Подошел бармен. Марк осведомился у Алена, что ему заказать.
— Сандвичи?
— Нет, сегодня не хочется.
— Тогда что же тебе?
— Апельсиновый сок.
— Два апельсиновых сока, пожалуйста, — Потом обернулся к Алену: — Ты говорил, что…
— Ну так вот, сегодня Эльсенер решила дать Мишелю отставку. Бросила колоться и прямо озверела, решила, значит, прогнать Мишеля и прикатила к нам. Осмотрела все комнаты и все такое прочее. А так как никто не согласился — одни вообще против, а другие, чтобы взвинтить цену, — она опять уволокла к себе Мишеля. Он на все согласен. Потому что деньги копит. Накопит четыреста долларов и прости-прощай. Но старуха догадывается и стала прижимистой. Чего это вы так удивляетесь? По-моему, у вас за целый день было достаточно времени, чтобы самому все понять.
Еще немного, и начнется настоящая сцена ревности. Марк даже застыл от изумления.
— А Надин Форстер?
— Ах да, я и забыл, что вас интересует она… По правде говоря, я мало что о ней знаю, но, по-моему, она не лучше старухи.
Марку стало как-то не по себе; неприятно ощущать, что ты попал в паутину, запутался в ней. Ален сразу потерял в его глазах все свое обаяние.
— В сущности, ты зачем сюда пришел?
Ему ужасно хотелось добавить: «Раз ты не голоден». Но он вовремя спохватился. Зачем зря унижать мальчишку.
Тут удивился Ален:
— Я думал, что я вам не помешаю…
И он тоже не посмел добавить: «Думал, что вам будет приятно».
— Я и не говорю, что ты мне помешал.
— Допустим, я просто пришел с вами поболтать…
— О том, как я провел сегодняшний день?
— И об этом и о многом другом.
— Например?
— Сам не знаю. Ну обо мне, о наших парнях, которых вы тогда видели. Как они вам?
— Занятные люди.
— А что значит «занятные»?
— Ладно тебе… Я и сам не знаю. — Он пожал плечами. — А что вот они думают о таком старикашке, как я?
— Говорят, что вы очень милый… Матье заявил, что вы можете снова к нему прийти. А Серж в следующий раз покажет свои гравюры.
— Почему же он тогда не показал?
— Вот он такой. Не желает, по его словам, продаваться. Если вы еще раз придете, тогда иное дело.
— Весьма польщен.
— Не надо издеваться.
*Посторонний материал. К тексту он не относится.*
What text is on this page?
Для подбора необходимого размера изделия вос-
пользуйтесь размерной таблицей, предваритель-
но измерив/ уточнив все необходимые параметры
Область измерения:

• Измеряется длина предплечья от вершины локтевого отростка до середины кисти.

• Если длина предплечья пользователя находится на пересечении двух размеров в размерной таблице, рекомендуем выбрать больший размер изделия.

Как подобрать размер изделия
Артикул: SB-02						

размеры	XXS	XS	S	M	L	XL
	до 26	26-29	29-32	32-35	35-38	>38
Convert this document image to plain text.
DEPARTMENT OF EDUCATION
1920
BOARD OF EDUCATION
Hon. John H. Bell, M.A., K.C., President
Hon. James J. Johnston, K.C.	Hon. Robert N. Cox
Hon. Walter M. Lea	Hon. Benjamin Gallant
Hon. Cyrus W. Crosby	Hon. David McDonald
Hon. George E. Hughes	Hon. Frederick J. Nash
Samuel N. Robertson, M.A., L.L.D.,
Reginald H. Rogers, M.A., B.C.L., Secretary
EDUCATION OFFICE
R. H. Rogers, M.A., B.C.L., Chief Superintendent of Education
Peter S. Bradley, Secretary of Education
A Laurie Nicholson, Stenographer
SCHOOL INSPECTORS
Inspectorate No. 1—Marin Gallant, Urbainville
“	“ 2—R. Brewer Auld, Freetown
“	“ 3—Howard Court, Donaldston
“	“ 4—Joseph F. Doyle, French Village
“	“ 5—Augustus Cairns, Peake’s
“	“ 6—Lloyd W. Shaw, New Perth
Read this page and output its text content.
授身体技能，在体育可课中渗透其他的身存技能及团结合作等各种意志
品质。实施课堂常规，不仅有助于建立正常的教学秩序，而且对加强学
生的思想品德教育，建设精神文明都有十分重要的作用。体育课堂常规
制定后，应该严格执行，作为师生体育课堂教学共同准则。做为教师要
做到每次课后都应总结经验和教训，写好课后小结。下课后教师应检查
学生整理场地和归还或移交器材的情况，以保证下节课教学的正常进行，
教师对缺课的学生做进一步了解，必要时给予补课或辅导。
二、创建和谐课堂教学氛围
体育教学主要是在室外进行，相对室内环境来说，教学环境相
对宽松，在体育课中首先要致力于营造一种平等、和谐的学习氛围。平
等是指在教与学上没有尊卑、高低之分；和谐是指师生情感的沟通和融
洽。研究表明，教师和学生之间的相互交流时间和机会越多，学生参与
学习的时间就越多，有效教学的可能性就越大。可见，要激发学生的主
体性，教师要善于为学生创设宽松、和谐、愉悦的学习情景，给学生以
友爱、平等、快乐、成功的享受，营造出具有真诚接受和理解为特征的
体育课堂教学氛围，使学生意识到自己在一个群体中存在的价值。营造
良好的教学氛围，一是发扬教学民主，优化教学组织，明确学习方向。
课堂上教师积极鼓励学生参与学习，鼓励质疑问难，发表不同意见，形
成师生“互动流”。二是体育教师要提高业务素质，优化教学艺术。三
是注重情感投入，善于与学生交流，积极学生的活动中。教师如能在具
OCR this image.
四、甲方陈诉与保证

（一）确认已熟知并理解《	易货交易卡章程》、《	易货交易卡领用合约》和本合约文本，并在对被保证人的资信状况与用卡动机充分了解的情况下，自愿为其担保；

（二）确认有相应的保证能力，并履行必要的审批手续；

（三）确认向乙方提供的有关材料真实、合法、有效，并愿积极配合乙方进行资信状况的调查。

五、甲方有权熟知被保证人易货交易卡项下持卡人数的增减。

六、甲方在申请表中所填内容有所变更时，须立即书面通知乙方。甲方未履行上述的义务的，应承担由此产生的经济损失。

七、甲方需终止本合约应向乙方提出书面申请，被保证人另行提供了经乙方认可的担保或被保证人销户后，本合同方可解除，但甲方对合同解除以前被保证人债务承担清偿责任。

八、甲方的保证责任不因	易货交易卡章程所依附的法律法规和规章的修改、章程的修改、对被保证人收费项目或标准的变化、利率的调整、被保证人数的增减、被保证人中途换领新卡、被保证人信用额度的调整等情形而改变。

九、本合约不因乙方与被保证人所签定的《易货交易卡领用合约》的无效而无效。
Он вполне заслуживает уважения. Ингрид и еще младенец. Ох, как же я о них тревожусь.
Марк тоже начал тревожиться. Но его вдруг пробудившаяся жалость обратилась если не на все человечество, то, во всяком случае, на людей, мало знакомых с их горестями. Ален с его лицом Христа. Серж с его будущим младенчиком. Надин с ее теткой. Сколько же нелепостей разом, и нужно поскорее выбросить их из головы.
— Ну что ж, как-нибудь на днях.
Ален поднял на него разочарованный взгляд.
— Ты уж извини меня, но я еле на ногах держусь. Не привык, очевидно, к климату.
Внезапно ему стало скучно с Аленом.
— Спокойной ночи.
Ален допил апельсиновый сок и уже поднялся, когда к Марку подошел портье и сказал, что его зовут к телефону.
Здесь Марк никого не знал… Значит, Париж… Какая-нибудь неприятность… И серьезная… Может, и больше. Несчастье. Ему сразу же представилась вереница автомобилей, окровавленное лицо. Он поднял трубку, его била дрожь.